Presentation for Dominic Barker Trust Open Evening

Dr Jan McAllister

School of Allied Health Professions

University of East Anglia

 

Thank you for this opportunity to talk briefly about the Speech & Language Therapy programme at UEA, and to say a little bit about the research environment of Dominic Barker Research Studentship.

 

I am one of the two course directors for the BSc (Hons) in Speech & Language Therapy. The fact that there are two directors for this course reflects in part the newness of our course, which only took its first intake of students in September 2004, and also the diversity of the subject matter that underpins a degree in speech and language therapy.

 

I will tell you about my own research background in a moment, but I can’t miss this opportunity to mention our degree, of which we are very proud. It is attracting an impressive number of applicants each year, and we have been able to adopt some ground-breaking approaches to our students’ learning, including a method of curriculum delivery called Problem-Based Learning, and also a new perspective on placement-based learning called Conversation Partners. You may have seen coverage of our Conversation Partners work recently in the local press. Our students go out weekly to visit people with communication problems, and have conversations with them; our students learn a great deal about communication disorders by doing this, and at the same time provide an important service in the community. 

 

I am not a clinician. My background is in speech and language sciences, and my interest in stuttering grew out of my PhD research into psycholinguistics, which is concerned with the way that language is produced, understood and acquired. At the time when I did my PhD, most people were doing research into carefully constructed, very formal, almost artificial language, but I was more interested in what happens when we produce and comprehend ordinary conversational speech.

 

This led to my interest in disfluency, initially the ‘ums and ers’ that we all produce all the time in speaking, and then in turn in Disorders of Fluency. In my current research, I am working with Mary Kingston, a senior specialist in Disorders of Fluency who is based in Norwich, on a number of projects about disfluency and its effects speakers and also on listeners.

 

I could spend a long time telling you about my own research, but that is not why we are here this evening. Instead I would like to finish by acknowledging the importance of organisations like the Dominic Barker Trust in supporting solid, objective research into stuttering and approaches to its treatment. Without the support of organisations like the Trust, therapies would just be based on people’s intuitions about what might help a person who stutters to become fluent. I could give you lots of examples from early approaches to stuttering “therapy”, which now appear to us quite ridiculous and obviously doomed to failure, but I don’t want to steal Tammy’s thunder. I will just illustrate it with one example from another field of speech and language therapy. At one time, it was perfectly obvious to everyone that the way to treat aphasia, a communication problem that may result after brain injury, was to rub grease into the sufferer’s head and pour milk into both of their ears.
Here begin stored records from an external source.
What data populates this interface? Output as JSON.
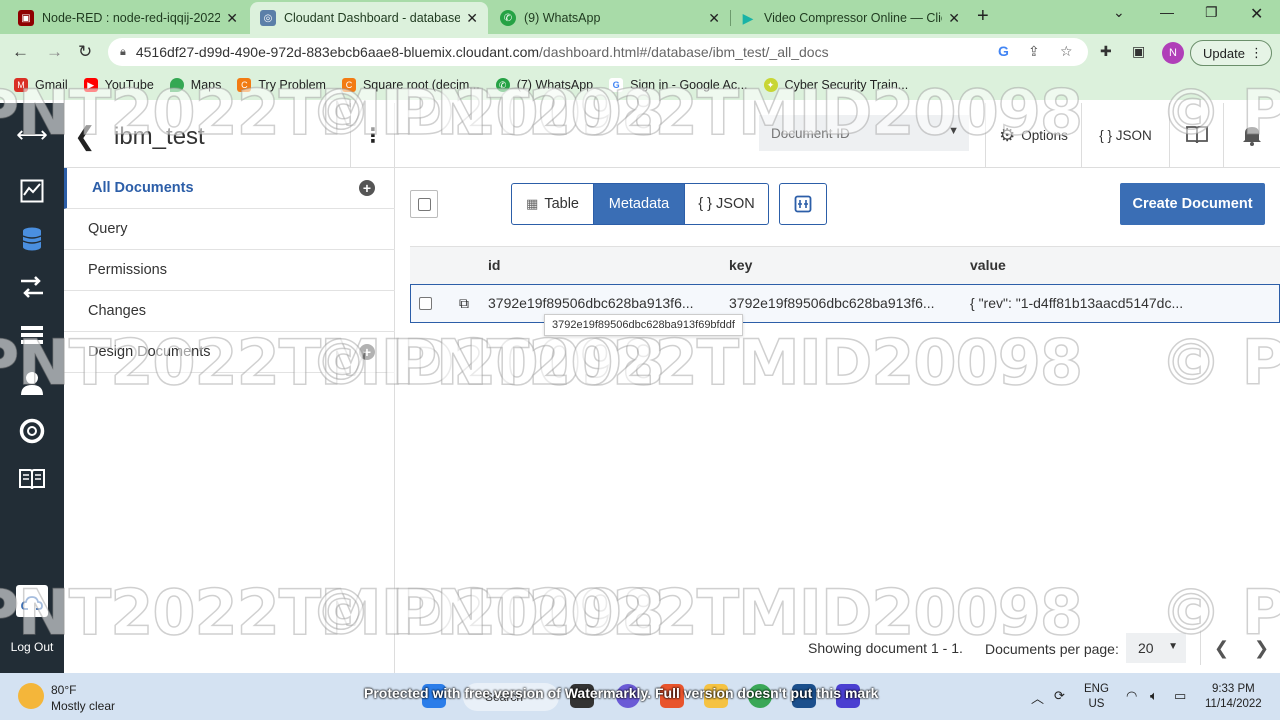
{
  "browser": {
    "tabs": [
      {
        "title": "Node-RED : node-red-iqqij-2022"
      },
      {
        "title": "Cloudant Dashboard - database/"
      },
      {
        "title": "(9) WhatsApp"
      },
      {
        "title": "Video Compressor Online — Clic"
      }
    ],
    "url_host": "4516df27-d99d-490e-972d-883ebcb6aae8-bluemix.cloudant.com",
    "url_path": "/dashboard.html#/database/ibm_test/_all_docs",
    "profile_initial": "N",
    "update_label": "Update",
    "bookmarks": [
      "Gmail",
      "YouTube",
      "Maps",
      "Try Problem",
      "Square root (decim...",
      "(7) WhatsApp",
      "Sign in - Google Ac...",
      "Cyber Security Train..."
    ]
  },
  "app": {
    "db_name": "ibm_test",
    "sidebar": [
      {
        "label": "All Documents"
      },
      {
        "label": "Query"
      },
      {
        "label": "Permissions"
      },
      {
        "label": "Changes"
      },
      {
        "label": "Design Documents"
      }
    ],
    "logout_label": "Log Out",
    "doc_id_placeholder": "Document ID",
    "options_label": "Options",
    "json_label": "{ } JSON",
    "views": [
      "Table",
      "Metadata",
      "{ } JSON"
    ],
    "active_view": "Metadata",
    "create_label": "Create Document",
    "columns": [
      "id",
      "key",
      "value"
    ],
    "rows": [
      {
        "id": "3792e19f89506dbc628ba913f6...",
        "key": "3792e19f89506dbc628ba913f6...",
        "value": "{ \"rev\": \"1-d4ff81b13aacd5147dc..."
      }
    ],
    "tooltip": "3792e19f89506dbc628ba913f69bfddf",
    "showing": "Showing document 1 - 1.",
    "per_page_label": "Documents per page:",
    "per_page": "20",
    "watermark": "© PNT2022TMID20098"
  },
  "taskbar": {
    "temp": "80°F",
    "condition": "Mostly clear",
    "search": "Search",
    "banner": "Protected with free version of Watermarkly. Full version doesn't put this mark",
    "lang1": "ENG",
    "lang2": "US",
    "time": "9:33 PM",
    "date": "11/14/2022"
  },
  "colors": {
    "accent": "#3a6eb5",
    "nav": "#222d36",
    "chrome": "#dcf1dc"
  }
}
We may laugh that people have been so foolish as to believe in such treatments in the past. But are such cases so very different from placing intuitive faith in any “therapy” that is not based on objective research?

 

The history of speech and language therapy is littered with ‘therapies’ that were at best of no use at all, and at worst an indignity or even a potential danger to people who suffered from disorders of communication. Nowadays when we train speech and language therapists we constantly emphasise the importance of evidence-based approaches to therapy; it is only by careful, objective research, which may challenge popular intuitions about the causes of and potential treatments for these conditions that we can improve the situation for those who suffer from disorders of communication.

 

So we are deeply indebted to organisations like the Dominic Barker Trust for funding research into disorders of communication, in this case, of course, stuttering. Without their support, and that of people like yourselves, we would still be in the dark ages as far as speech and language therapy is concerned, without the financial support we need to develop meaningful therapies based on objective research.